Archives pour la catégorie Non classé

Pour la réhabilitation des fusillés « pour l’exemple »

Le 11 novembre est chaque année pour moi l'occasion de rappeler que nous n'en avons pas fini avec la Grande guerre. Ce conflit a profondément marqué le nord de la France, ce qui sera la future région Nord-Pas-de-Calais-Picardie. J'étais cette fois encore à Escaudain pour assister à la cérémonie organisée par la Libre pensée du Nord.

IMG_20151111_111034

La municipalité d'Escaudain a la particularité d'avoir édifié au sortir de la Grande guerre un monument aux morts pacifiste, une rareté dans la région.
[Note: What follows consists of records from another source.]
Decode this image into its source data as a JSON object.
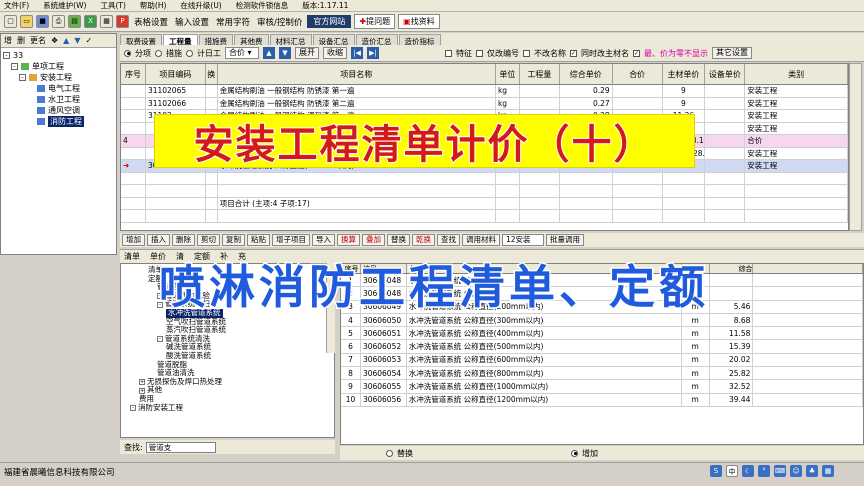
{
  "menubar": [
    "文件(F)",
    "系统维护(W)",
    "工具(T)",
    "帮助(H)",
    "在线升级(U)",
    "检测软件锁信息",
    "版本:1.17.11"
  ],
  "toolbar": {
    "items": [
      "表格设置",
      "输入设置",
      "常用字符",
      "审核/控制价"
    ],
    "dark_label": "官方网站",
    "btn1": "提问题",
    "btn2": "找资料"
  },
  "left_panel": {
    "header": [
      "增",
      "删",
      "更名",
      "❖",
      "▲",
      "▼",
      "✓"
    ],
    "root": "33",
    "items": [
      "单项工程",
      "安装工程",
      "电气工程",
      "水卫工程",
      "通风空调",
      "消防工程"
    ]
  },
  "tabs": [
    "取费设置",
    "工程量",
    "措施费",
    "其他费",
    "材料汇总",
    "设备汇总",
    "造价汇总",
    "造价指标"
  ],
  "options": {
    "radio": [
      "分项",
      "措施",
      "计日工"
    ],
    "select": "合价",
    "btn_expand": "展开",
    "btn_collapse": "收缩",
    "checks": [
      "特征",
      "仅改编号",
      "不改名称",
      "同时改主材名"
    ],
    "hint": "最、价为零不显示",
    "other": "其它设置"
  },
  "grid": {
    "headers": [
      "序号",
      "项目编码",
      "换",
      "项目名称",
      "单位",
      "工程量",
      "综合单价",
      "合价",
      "主材单价",
      "设备单价",
      "类别"
    ],
    "rows": [
      {
        "no": "",
        "code": "31102065",
        "name": "金属结构刷油 一般钢结构 防锈漆 第一遍",
        "unit": "kg",
        "qty": "",
        "price": "0.29",
        "total": "",
        "mat": "9",
        "equip": "",
        "cat": "安装工程",
        "style": ""
      },
      {
        "no": "",
        "code": "31102066",
        "name": "金属结构刷油 一般钢结构 防锈漆 第二遍",
        "unit": "kg",
        "qty": "",
        "price": "0.27",
        "total": "",
        "mat": "9",
        "equip": "",
        "cat": "安装工程",
        "style": ""
      },
      {
        "no": "",
        "code": "31102",
        "name": "金属结构刷油 一般钢结构 调和漆 第一遍",
        "unit": "kg",
        "qty": "",
        "price": "0.28",
        "total": "",
        "mat": "11.26",
        "equip": "",
        "cat": "安装工程",
        "style": ""
      },
      {
        "no": "",
        "code": "",
        "name": "",
        "unit": "",
        "qty": "",
        "price": "0.",
        "total": "",
        "mat": "11.26",
        "equip": "",
        "cat": "安装工程",
        "style": ""
      },
      {
        "no": "4",
        "code": "",
        "name": "",
        "unit": "",
        "qty": "",
        "price": "",
        "total": "",
        "mat": "14.68,28.1",
        "equip": "",
        "cat": "合价",
        "style": "pink"
      },
      {
        "no": "",
        "code": "",
        "name": "",
        "unit": "",
        "qty": "",
        "price": "111.21",
        "total": "",
        "mat": "7,14.68,28.",
        "equip": "",
        "cat": "安装工程",
        "style": ""
      },
      {
        "no": "➜",
        "code": "30606048",
        "name": "水冲洗管道系统 公称直径(100mm以内)",
        "unit": "m",
        "qty": "",
        "price": "3.55",
        "total": "",
        "mat": "2.3",
        "equip": "",
        "cat": "安装工程",
        "style": "blue"
      },
      {
        "no": "",
        "code": "",
        "name": "",
        "unit": "",
        "qty": "",
        "price": "",
        "total": "",
        "mat": "",
        "equip": "",
        "cat": "",
        "style": ""
      },
      {
        "no": "",
        "code": "",
        "name": "",
        "unit": "",
        "qty": "",
        "price": "",
        "total": "",
        "mat": "",
        "equip": "",
        "cat": "",
        "style": ""
      },
      {
        "no": "",
        "code": "",
        "name": "项目合计 (主项:4 子项:17)",
        "unit": "",
        "qty": "",
        "price": "",
        "total": "",
        "mat": "",
        "equip": "",
        "cat": "",
        "style": ""
      }
    ]
  },
  "actions": [
    "增加",
    "插入",
    "删除",
    "剪切",
    "复制",
    "粘贴",
    "增子项目",
    "导入",
    "换算",
    "叠加",
    "替换",
    "乾换",
    "查找",
    "调用材料",
    "12安装",
    "批量调用"
  ],
  "lower_tabs": [
    "清单",
    "单价",
    "清",
    "定额",
    "补",
    "充"
  ],
  "lower_tree": [
    {
      "indent": 3,
      "exp": "",
      "label": "清单",
      "sel": false
    },
    {
      "indent": 3,
      "exp": "",
      "label": "定额",
      "sel": false
    },
    {
      "indent": 4,
      "exp": "",
      "label": "管道套",
      "sel": false
    },
    {
      "indent": 4,
      "exp": "-",
      "label": "管道压力试验",
      "sel": false
    },
    {
      "indent": 4,
      "exp": "-",
      "label": "管道系统吹扫",
      "sel": false
    },
    {
      "indent": 5,
      "exp": "",
      "label": "水冲洗管道系统",
      "sel": true
    },
    {
      "indent": 5,
      "exp": "",
      "label": "空气吹扫管道系统",
      "sel": false
    },
    {
      "indent": 5,
      "exp": "",
      "label": "蒸汽吹扫管道系统",
      "sel": false
    },
    {
      "indent": 4,
      "exp": "-",
      "label": "管道系统清洗",
      "sel": false
    },
    {
      "indent": 5,
      "exp": "",
      "label": "碱洗管道系统",
      "sel": false
    },
    {
      "indent": 5,
      "exp": "",
      "label": "酸洗管道系统",
      "sel": false
    },
    {
      "indent": 4,
      "exp": "",
      "label": "管道脱脂",
      "sel": false
    },
    {
      "indent": 4,
      "exp": "",
      "label": "管道油清洗",
      "sel": false
    },
    {
      "indent": 2,
      "exp": "+",
      "label": "无损探伤及焊口热处理",
      "sel": false
    },
    {
      "indent": 2,
      "exp": "+",
      "label": "其他",
      "sel": false
    },
    {
      "indent": 2,
      "exp": "",
      "label": "费用",
      "sel": false
    },
    {
      "indent": 1,
      "exp": "-",
      "label": "消防安装工程",
      "sel": false
    }
  ],
  "search": {
    "label": "查找:",
    "value": "管道支"
  },
  "lower_grid": {
    "headers": [
      "序号",
      "编号",
      "名称",
      "单位",
      "综合"
    ],
    "rows": [
      {
        "no": "1",
        "code": "30606048",
        "name": "水冲洗管道系统 公称直径",
        "unit": "",
        "val": ""
      },
      {
        "no": "2",
        "code": "30606048",
        "name": "水冲洗管道系统 公称直径",
        "unit": "",
        "val": ""
      },
      {
        "no": "3",
        "code": "30606049",
        "name": "水冲洗管道系统 公称直径(200mm以内)",
        "unit": "m",
        "val": "5.46"
      },
      {
        "no": "4",
        "code": "30606050",
        "name": "水冲洗管道系统 公称直径(300mm以内)",
        "unit": "m",
        "val": "8.68"
      },
      {
        "no": "5",
        "code": "30606051",
        "name": "水冲洗管道系统 公称直径(400mm以内)",
        "unit": "m",
        "val": "11.58"
      },
      {
        "no": "6",
        "code": "30606052",
        "name": "水冲洗管道系统 公称直径(500mm以内)",
        "unit": "m",
        "val": "15.39"
      },
      {
        "no": "7",
        "code": "30606053",
        "name": "水冲洗管道系统 公称直径(600mm以内)",
        "unit": "m",
        "val": "20.02"
      },
      {
        "no": "8",
        "code": "30606054",
        "name": "水冲洗管道系统 公称直径(800mm以内)",
        "unit": "m",
        "val": "25.82"
      },
      {
        "no": "9",
        "code": "30606055",
        "name": "水冲洗管道系统 公称直径(1000mm以内)",
        "unit": "m",
        "val": "32.52"
      },
      {
        "no": "10",
        "code": "30606056",
        "name": "水冲洗管道系统 公称直径(1200mm以内)",
        "unit": "m",
        "val": "39.44"
      }
    ]
  },
  "replace_bar": {
    "opt1": "替换",
    "opt2": "增加"
  },
  "status": "福建省晨曦信息科技有限公司",
  "overlay_title": "安装工程清单计价（十）",
  "overlay_subtitle": "喷淋消防工程清单、定额",
  "colors": {
    "overlay_bg": "#ffff00",
    "overlay_red": "#d21a1a",
    "overlay_blue": "#1f5bdc",
    "selection": "#0a246a"
  }
}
En présence du maire Brunot Saligot et d'une partie de son équipe municipale, avec la participation de la Ligue des Droits de l'Homme (LDH), de l'Association républicaine des anciens combattants (ARAC) et de la Libre pensée, représentée par Daniel Dubois, nous avons demandé cette fois encore la réhabilitation des fusillés "pour l'exemple", 650 soldats français morts sous les balles françaises au motif qu'ils ont refusé de marcher à une mort certaine.

Marc Maille, camarade de la Libre Pensée, lut un extrait des Carnets du tonnelier Louis Barthas relatant le moment de la démobilisation en 1919, un passage plein de fureur à l'endroit des monuments aux morts que l'ancien combattant qualifiait d'hypocrites.

Malgré les promesses de François Hollande, rien n'a été fait pour la réhabilitation des fusillés "pour l'exemple", là non plus pourrait-on ajouter. Quant à nous, nous continuerons de réclamer cette mesure de justice envers des hommes et leurs familles injustement jetés dans l'opprobre. A l'heure où des irresponsables veulent mettre les peuples toujours plus en concurrence, au moment où la xénophobie progresse, nous devons défendre un projet de société fraternel et pacifique.

Dans le cadre des élections régionales à venir, le Rassemblement mené par Sandrine Rousseau a publié une tribune rappelant combien la mémoire de ces événements est indispensable pour en tirer des leçons bien actuelles.

"Ignorer ce qui s'est passé avant notre naissance, c'est rester enfant à jamais. Qu'est-ce que la vie humaine si le souvenir des faits anciens ne relie le présent au passé ?"[i]

 


[i] Cicéron, L’orateur, XXXIV 120, traduction Nicolas Waquet.